Passing functions as argument to template function problem

Question

I am trying to create a template function which has 5 parameters, four of which should be iterators and the fifth should be a function. What the function should do it should essentially transform each element from the block between first and second iterators passed as arguments and copy them between the third and fourth iterator passed as arguments, using the fifth parameter(function) to transform the elements. The return value is the sum of all elements of the first block.

Here is what I came up with

#include <iostream>
#include <type_traits>
#include <vector>
#include <deque>
using namespace std;

int funk(int a) {
    return a*=2;
}

template <typename IterType1, typename IterType2>
auto MyFunction(IterType1 p1,
                IterType1 p2,
                IterType2 p3,
                IterType2 p4,
                decltype(p1[0]) CriteriaFunction(decltype(p1[0])))
-> decltype(p1[0])
{

    auto temp= remove_reference<decltype (p1[0])>::type;
    while(p1 != p2) {
        temp+=*p1;

        *p3++ = CriteriaFunction(*p1);
        p1++;

    }
    p4=++p3;

    return temp;
}

int main()
{
    vector<int> v1 = {1,2,3,4,5};
    deque<double> d1(5);

    auto it1 = v1.begin();
    auto it2 = v1.end();
    auto it3 = d1.begin();
    auto it4 = d1.end();

    cout << MyFunction(it1, it2, it3, it4, funk);
    return 0;

Now, I am not sure if my template function will actually work the way I wrote it but I will change it up later.

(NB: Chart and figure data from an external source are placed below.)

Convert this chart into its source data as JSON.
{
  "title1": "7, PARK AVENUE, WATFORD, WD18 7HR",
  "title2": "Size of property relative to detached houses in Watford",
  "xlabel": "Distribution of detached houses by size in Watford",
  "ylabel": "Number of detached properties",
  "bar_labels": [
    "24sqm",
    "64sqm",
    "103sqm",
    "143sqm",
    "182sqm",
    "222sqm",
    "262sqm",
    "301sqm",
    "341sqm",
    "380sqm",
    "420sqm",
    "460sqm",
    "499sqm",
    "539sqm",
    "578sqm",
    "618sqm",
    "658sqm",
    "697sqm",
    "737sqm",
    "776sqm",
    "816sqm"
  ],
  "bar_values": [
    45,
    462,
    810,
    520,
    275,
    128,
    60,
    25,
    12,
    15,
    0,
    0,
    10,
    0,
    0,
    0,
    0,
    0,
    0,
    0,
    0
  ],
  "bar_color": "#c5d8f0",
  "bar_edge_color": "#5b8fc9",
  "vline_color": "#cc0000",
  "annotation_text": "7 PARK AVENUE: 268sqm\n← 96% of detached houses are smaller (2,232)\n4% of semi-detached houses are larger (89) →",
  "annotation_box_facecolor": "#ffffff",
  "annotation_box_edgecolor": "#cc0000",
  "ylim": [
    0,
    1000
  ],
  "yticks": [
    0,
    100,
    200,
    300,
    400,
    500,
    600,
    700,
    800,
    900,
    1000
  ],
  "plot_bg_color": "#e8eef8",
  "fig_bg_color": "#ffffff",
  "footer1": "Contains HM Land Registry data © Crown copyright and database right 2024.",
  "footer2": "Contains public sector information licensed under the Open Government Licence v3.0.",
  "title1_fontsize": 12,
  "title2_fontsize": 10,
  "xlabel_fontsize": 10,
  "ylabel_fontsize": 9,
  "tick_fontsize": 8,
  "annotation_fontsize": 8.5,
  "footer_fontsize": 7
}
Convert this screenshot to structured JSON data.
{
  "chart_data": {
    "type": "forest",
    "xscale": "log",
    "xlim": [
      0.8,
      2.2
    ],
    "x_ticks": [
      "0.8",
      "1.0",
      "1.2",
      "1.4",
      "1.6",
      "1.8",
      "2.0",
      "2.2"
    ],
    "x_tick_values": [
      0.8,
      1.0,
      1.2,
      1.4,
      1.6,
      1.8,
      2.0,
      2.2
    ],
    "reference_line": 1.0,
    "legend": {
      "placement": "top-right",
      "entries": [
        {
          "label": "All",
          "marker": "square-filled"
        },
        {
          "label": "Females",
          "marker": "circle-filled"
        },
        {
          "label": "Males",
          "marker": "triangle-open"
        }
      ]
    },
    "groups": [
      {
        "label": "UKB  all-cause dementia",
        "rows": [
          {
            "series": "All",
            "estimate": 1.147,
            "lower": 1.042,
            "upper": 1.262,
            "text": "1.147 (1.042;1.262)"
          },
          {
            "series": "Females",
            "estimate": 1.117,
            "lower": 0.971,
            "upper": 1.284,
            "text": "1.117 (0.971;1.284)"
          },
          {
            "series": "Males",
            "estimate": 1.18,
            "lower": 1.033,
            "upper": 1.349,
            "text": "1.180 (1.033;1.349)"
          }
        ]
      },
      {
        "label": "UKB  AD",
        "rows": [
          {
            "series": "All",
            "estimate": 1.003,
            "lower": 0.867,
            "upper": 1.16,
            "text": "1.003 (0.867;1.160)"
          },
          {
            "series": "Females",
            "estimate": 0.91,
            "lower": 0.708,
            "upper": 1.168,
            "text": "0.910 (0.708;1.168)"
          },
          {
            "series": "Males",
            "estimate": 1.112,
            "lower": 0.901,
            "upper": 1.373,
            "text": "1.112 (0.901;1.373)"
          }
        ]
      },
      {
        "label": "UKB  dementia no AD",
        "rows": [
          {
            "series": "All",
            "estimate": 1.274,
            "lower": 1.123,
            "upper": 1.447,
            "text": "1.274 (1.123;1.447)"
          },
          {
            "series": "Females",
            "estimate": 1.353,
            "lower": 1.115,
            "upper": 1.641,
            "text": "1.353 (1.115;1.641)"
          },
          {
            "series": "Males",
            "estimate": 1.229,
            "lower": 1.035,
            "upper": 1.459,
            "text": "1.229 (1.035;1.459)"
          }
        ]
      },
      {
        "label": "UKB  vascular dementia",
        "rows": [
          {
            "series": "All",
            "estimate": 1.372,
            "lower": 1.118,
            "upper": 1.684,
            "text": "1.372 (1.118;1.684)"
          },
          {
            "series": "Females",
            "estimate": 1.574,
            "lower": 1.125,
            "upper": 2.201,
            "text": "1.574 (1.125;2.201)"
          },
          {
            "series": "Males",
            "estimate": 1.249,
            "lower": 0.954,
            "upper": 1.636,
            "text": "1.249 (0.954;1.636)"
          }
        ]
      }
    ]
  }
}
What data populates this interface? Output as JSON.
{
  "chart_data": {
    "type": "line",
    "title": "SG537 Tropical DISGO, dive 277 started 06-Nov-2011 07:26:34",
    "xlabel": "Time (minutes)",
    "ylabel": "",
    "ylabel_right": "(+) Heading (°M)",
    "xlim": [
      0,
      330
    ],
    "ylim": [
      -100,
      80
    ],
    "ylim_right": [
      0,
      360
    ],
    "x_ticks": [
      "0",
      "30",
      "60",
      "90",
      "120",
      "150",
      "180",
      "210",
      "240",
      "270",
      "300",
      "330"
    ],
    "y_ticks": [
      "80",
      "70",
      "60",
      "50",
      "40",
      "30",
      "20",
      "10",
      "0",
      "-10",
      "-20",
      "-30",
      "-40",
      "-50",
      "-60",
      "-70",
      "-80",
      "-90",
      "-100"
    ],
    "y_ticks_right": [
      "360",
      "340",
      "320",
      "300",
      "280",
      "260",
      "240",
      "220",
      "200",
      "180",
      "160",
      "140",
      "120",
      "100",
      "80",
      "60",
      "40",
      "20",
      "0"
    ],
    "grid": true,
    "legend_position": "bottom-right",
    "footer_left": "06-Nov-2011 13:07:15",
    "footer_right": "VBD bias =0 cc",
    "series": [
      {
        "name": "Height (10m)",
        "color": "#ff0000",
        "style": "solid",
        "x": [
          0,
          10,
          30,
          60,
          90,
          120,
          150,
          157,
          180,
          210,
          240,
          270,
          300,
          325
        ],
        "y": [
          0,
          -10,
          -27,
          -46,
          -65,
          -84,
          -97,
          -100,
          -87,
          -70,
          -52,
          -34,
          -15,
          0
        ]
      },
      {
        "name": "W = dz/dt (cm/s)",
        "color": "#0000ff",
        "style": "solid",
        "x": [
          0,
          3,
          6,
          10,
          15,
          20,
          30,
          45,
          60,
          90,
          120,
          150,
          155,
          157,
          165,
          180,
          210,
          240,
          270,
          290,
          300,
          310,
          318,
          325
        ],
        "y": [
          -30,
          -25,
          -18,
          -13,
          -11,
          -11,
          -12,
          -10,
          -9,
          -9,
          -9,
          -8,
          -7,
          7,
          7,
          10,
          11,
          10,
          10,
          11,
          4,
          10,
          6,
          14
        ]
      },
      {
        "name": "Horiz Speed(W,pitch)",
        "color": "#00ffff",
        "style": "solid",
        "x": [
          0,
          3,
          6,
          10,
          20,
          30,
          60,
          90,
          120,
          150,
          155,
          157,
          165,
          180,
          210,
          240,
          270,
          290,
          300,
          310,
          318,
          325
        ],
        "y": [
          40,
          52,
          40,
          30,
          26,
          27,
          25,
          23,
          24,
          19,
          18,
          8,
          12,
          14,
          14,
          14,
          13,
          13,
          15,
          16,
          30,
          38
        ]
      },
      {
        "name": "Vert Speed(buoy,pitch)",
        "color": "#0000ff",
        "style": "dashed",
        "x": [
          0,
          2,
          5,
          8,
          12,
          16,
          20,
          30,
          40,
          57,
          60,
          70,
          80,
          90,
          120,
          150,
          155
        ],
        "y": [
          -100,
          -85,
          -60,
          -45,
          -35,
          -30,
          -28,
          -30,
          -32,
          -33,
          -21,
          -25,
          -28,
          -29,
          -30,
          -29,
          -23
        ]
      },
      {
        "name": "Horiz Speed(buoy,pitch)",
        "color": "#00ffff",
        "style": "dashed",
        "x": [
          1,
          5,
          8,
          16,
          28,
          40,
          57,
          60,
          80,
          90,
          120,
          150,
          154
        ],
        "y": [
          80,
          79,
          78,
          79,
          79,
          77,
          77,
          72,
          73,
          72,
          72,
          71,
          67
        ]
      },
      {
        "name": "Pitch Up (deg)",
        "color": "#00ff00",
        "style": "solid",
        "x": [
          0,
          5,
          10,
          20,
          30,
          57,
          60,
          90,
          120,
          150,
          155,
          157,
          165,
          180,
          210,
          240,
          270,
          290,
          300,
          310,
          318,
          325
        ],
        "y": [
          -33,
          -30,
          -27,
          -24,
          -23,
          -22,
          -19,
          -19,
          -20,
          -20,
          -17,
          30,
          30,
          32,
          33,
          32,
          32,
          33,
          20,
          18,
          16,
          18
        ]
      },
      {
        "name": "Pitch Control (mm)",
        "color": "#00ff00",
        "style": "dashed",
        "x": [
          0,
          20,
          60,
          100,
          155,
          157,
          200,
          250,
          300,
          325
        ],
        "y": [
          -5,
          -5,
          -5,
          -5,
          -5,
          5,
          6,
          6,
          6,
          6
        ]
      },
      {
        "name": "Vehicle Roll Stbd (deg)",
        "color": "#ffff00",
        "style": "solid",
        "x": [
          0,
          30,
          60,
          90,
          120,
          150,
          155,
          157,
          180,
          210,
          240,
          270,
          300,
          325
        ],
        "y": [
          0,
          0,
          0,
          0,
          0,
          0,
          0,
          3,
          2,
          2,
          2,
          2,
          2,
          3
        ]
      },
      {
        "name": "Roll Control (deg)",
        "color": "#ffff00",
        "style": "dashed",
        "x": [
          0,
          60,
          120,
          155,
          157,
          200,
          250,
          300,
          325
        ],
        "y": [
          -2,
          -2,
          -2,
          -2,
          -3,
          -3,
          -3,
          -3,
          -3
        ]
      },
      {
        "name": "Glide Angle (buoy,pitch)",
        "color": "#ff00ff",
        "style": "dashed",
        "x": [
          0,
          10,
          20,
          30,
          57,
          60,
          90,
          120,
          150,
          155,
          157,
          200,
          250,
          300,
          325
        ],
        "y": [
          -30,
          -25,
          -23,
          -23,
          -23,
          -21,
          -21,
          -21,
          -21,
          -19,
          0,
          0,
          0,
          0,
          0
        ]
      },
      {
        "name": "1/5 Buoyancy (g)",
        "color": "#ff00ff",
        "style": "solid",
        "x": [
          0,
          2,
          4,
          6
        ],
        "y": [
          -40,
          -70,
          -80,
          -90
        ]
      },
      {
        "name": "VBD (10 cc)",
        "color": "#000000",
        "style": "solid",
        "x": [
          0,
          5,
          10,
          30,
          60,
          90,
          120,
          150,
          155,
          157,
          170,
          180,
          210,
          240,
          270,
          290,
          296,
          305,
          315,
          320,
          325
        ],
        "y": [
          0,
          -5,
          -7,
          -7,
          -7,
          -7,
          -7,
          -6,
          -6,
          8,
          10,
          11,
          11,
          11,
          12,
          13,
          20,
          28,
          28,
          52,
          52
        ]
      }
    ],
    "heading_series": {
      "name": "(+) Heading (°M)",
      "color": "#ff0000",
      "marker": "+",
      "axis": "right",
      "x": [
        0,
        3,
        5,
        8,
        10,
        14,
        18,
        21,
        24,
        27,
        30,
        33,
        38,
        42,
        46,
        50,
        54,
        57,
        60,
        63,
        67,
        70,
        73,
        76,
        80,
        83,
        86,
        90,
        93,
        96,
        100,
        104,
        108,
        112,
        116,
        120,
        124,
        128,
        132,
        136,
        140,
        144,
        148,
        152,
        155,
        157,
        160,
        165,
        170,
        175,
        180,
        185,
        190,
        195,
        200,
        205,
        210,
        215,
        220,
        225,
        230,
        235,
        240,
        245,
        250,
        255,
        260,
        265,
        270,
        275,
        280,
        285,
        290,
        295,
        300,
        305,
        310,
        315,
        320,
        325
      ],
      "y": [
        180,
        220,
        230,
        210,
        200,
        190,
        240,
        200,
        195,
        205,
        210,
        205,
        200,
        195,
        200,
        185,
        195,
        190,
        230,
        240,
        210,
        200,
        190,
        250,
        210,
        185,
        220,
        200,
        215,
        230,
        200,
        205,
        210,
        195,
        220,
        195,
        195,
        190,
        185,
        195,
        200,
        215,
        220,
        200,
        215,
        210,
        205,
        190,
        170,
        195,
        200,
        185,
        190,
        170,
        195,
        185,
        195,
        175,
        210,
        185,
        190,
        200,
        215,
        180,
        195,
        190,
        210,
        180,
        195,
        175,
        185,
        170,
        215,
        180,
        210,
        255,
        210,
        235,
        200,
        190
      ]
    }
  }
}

The problem is that this will not even compile, the error is:

main.cpp|48|error: invalid user-defined conversion from 'main()::<lambda(int)>' to 'int& (*)(int&)' [-fpermissive]|

Now, I am familiar with passing functions as arguments to other functions, but what if the function the template is receiving depends on the typename arguments of the template. Is my syntax wrong? How can I fix this?

Answer 1

First, what did you mean by that?

auto temp= remove_reference<decltype (p1[0])>::type;

You are assigning a type to a variable.

Next, the actual type of decltype (p1[0]) is a reference to the type stored in the container.

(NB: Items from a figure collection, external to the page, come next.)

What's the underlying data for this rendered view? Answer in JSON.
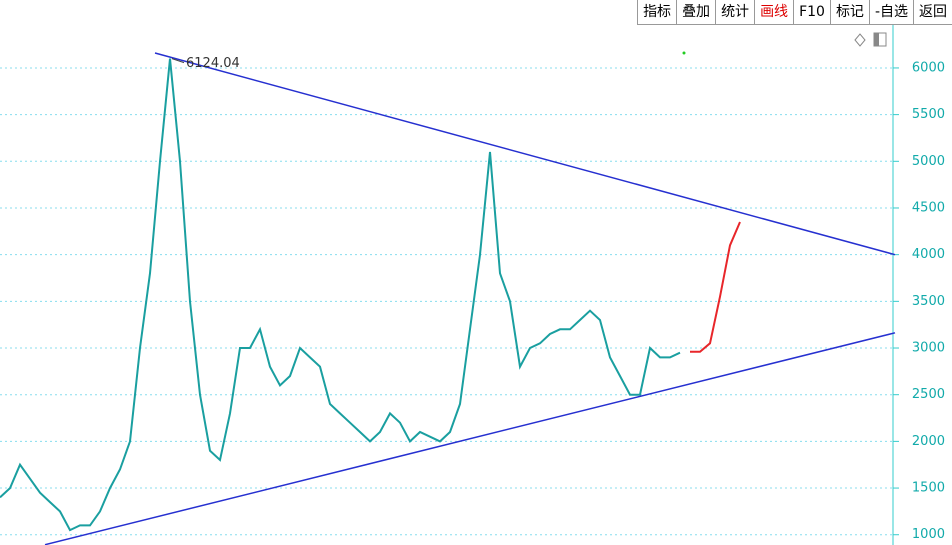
{
  "toolbar": [
    "指标",
    "叠加",
    "统计",
    "画线",
    "F10",
    "标记",
    "-自选",
    "返回"
  ],
  "chart_data": {
    "type": "line",
    "annotation": "6124.04",
    "xlim": [
      0,
      89.5
    ],
    "ylim": [
      890,
      6460
    ],
    "yticks": [
      1000,
      1500,
      2000,
      2500,
      3000,
      3500,
      4000,
      4500,
      5000,
      5500,
      6000
    ],
    "grid": true,
    "series": [
      {
        "color": "#1a9fa0",
        "values": [
          1400,
          1500,
          1750,
          1600,
          1450,
          1350,
          1250,
          1050,
          1100,
          1100,
          1250,
          1500,
          1700,
          2000,
          3000,
          3800,
          5000,
          6100,
          5000,
          3500,
          2500,
          1900,
          1800,
          2300,
          3000,
          3000,
          3200,
          2800,
          2600,
          2700,
          3000,
          2900,
          2800,
          2400,
          2300,
          2200,
          2100,
          2000,
          2100,
          2300,
          2200,
          2000,
          2100,
          2050,
          2000,
          2100,
          2400,
          3200,
          4000,
          5100,
          3800,
          3500,
          2800,
          3000,
          3050,
          3150,
          3200,
          3200,
          3300,
          3400,
          3300,
          2900,
          2700,
          2500,
          2500,
          3000,
          2900,
          2900,
          2950
        ]
      },
      {
        "color": "#e8262a",
        "x": [
          69,
          70,
          71,
          72,
          73,
          74
        ],
        "values": [
          2960,
          2960,
          3050,
          3550,
          4100,
          4350
        ]
      },
      {
        "color": "#2630d0",
        "x": [
          15.5,
          89.5
        ],
        "values": [
          6160,
          4000
        ]
      },
      {
        "color": "#2630d0",
        "x": [
          4.5,
          89.5
        ],
        "values": [
          893,
          3163
        ]
      }
    ]
  }
}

The correct way is to use std::iterator_traits instead of decltype and auto:

typename std::iterator_traits<IterType1>::value_type

So the code could be:

auto MyFunction(
    IterType1 p1,
    IterType1 p2,
    IterType2 p3,
    IterType2 p4,
    typename std::iterator_traits<IterType1>::value_type 
        CriteriaFunction(typename std::iterator_traits<IterType1>::value_type))
           -> typename std::iterator_traits<IterType1>::value_type {

typename std::iterator_traits<IterType1>::value_type temp = typename std::iterator_traits<IterType1>::value_type();

This would allow you to compile the code. Anyway, from what I can understand from your question, if you want to insert values into the second container, you need to provide an inserter, not just iterators. The code p4=++p3; doesn't move the end of the second container.

Answer 2

Your syntax is not wrong, but decltype(p1[0]) is int &, not int, so your function has the wrong type.

MyFunction effectively wants an int &(*)(int &), but funk has type int (*)(int) (it takes and returns a plain int, not a reference).

You could use remove_reference, but the easiest fix for this problem is not to bother trying to describe the exact type. Doing so would needlessly limit you anyway: It would prevent lambdas and objects with operator() from being used.

Why not just do:

template <typename IterType1, typename IterType2, typename FuncType>
auto MyFunction(IterType1 p1, IterType1 p2, IterType2 p3, IterType2 p4, FuncType CriteriaFunction) {
    ...
}

? Let the compiler worry about the details of FuncType.

The next two problems are here:

auto temp= remove_reference<decltype (p1[0])>::type;

The compiler assumes (as it always does with dependent names) that remove_reference<decltype (p1[0])>::type refers to a value, not a type. That's also what's required to make the initialization auto temp = ... compile. But if you try to instantiate this function template, it will fail because ::type is a type, not a value.

You can use typename to tell the compiler that ::type is in fact a type:

auto temp = typename remove_reference<decltype (p1[0])>::type;

... but that is a syntax error, just like auto i = int; would be.

However,

auto temp = typename remove_reference<decltype (p1[0])>::type();

compiles and works. Here we're instantiating a default value of type remove_reference<...>::type.